Erik K. Alexander
Malignant thyroid nodules are more likely to grow at least 2 mm per year and increase in volume compared with benign thyroid nodules, according to findings published in The Journal of Clinical Endocrinology & Metabolism.
Erik K. Alexander, MD, chief of the thyroid section at Brigham and Women’s Hospital, co-director of the Endocrine Cancer Treatment Center and professor of medicine at Harvard Medical School, and colleagues evaluated data from adults with 126 malignant thyroid nodules (mean age, 48.6 years; 15.9% men) and 1,363 benign thyroid nodules (mean age, 52.2 years; 9.9% men) to compare the growth rates of the nodules and the potential clinical relevance.
Participants with malignant nodules were included if they had two or more ultrasound assessments at least 6 months apart before surgical resection; participants with benign nodules were included if they had two or more ultrasound assessments at least 1 year apart. Median time between the two ultrasound assessments was 20.9 months in the malignant group and 21.8 months in the benign group.
Growth rate was greater for malignant nodules compared with benign nodules; a growth rate of at least 2 mm per year was present in 26.2% of the malignant nodules vs. 11.7% of benign nodules (P < .0001). During follow-up, 88.3% of benign nodules were stable or smaller vs. 73.8% of malignant nodules (P < .001). A growth rate of more than 2 mm per year was independently associated with malignancy (P < .01).

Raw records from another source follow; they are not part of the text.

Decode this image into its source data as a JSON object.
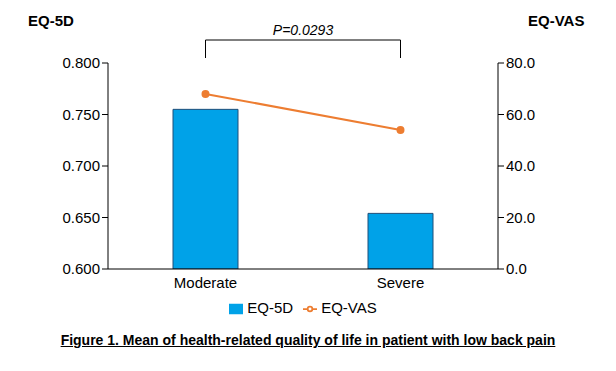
{
  "chart_data": {
    "type": "bar",
    "title": "Figure 1. Mean of health-related quality of life in patient with low back pain",
    "categories": [
      "Moderate",
      "Severe"
    ],
    "series": [
      {
        "name": "EQ-5D",
        "type": "bar",
        "color": "#00a2e8",
        "values": [
          0.755,
          0.654
        ]
      },
      {
        "name": "EQ-VAS",
        "type": "line",
        "color": "#ed7d31",
        "marker": "circle",
        "axis": "y2",
        "values": [
          68,
          54
        ]
      }
    ],
    "y_label": "EQ-5D",
    "y2_label": "EQ-VAS",
    "ylim": [
      0.6,
      0.8
    ],
    "yticks": [
      {
        "value": 0.6,
        "label": "0.600"
      },
      {
        "value": 0.65,
        "label": "0.650"
      },
      {
        "value": 0.7,
        "label": "0.700"
      },
      {
        "value": 0.75,
        "label": "0.750"
      },
      {
        "value": 0.8,
        "label": "0.800"
      }
    ],
    "y2lim": [
      0,
      80
    ],
    "y2ticks": [
      {
        "value": 0,
        "label": "0.0"
      },
      {
        "value": 20,
        "label": "20.0"
      },
      {
        "value": 40,
        "label": "40.0"
      },
      {
        "value": 60,
        "label": "60.0"
      },
      {
        "value": 80,
        "label": "80.0"
      }
    ],
    "annotations": [
      {
        "text": "P=0.0293"
      }
    ],
    "legend": "bottom",
    "grid": false
  }
}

Nodules that grew more than 2 mm to 4 mm per year had an RR for malignancy of 1.85 (P = .001), and this RR increased with each increment of growth. For example, those growing more than 8 mm per year had an RR of 5.05 (P < .01) compared with stable nodules.

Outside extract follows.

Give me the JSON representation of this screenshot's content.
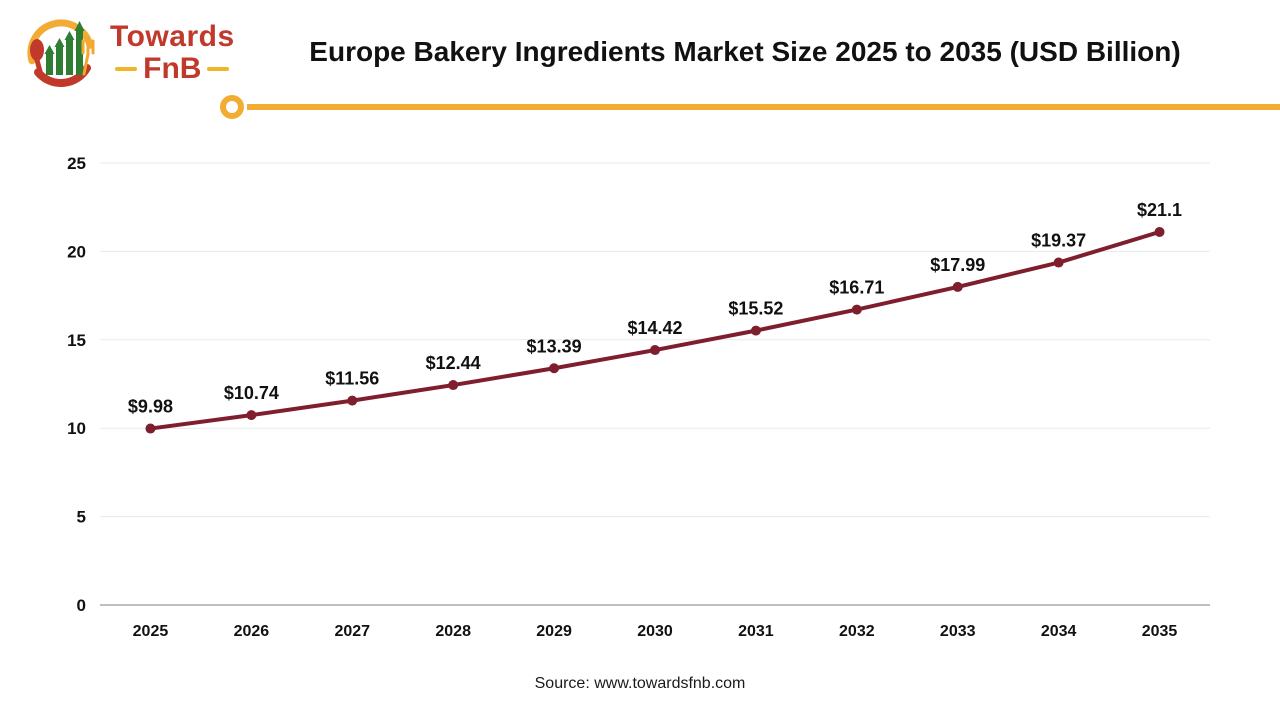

A greater than 20% size increase in two or more dimensions was observed in more malignant nodules (25.4%) than benign nodules (14.2%; P < .001), during similar median follow-up intervals. Additionally, more malignant nodules increased more than 50% in volume compared with benign nodules (34.9% vs. 21.1%; P < .001).

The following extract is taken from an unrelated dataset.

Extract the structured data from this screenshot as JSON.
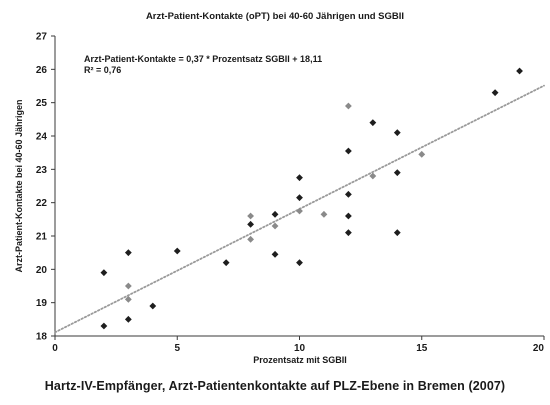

“These data demonstrate that clinically relevant ( 1 cm) cancerous thyroid nodules grow more often, and grow faster, than clinically relevant ( 1 cm) benign thyroid nodules,” the researchers wrote. “Furthermore, aggressive thyroid cancers demonstrated the fastest growth over time. Conversely, nodules that are stable, and especially those decreasing in size, are much more likely to prove benign. Together, these data suggest that thyroid nodule growth (and especially rapid nodule growth) should be reintroduced as an important variable in the evaluation of follow-up of thyroid nodules.” – by Amber Cox
Disclosures: The authors report no relevant financial disclosures.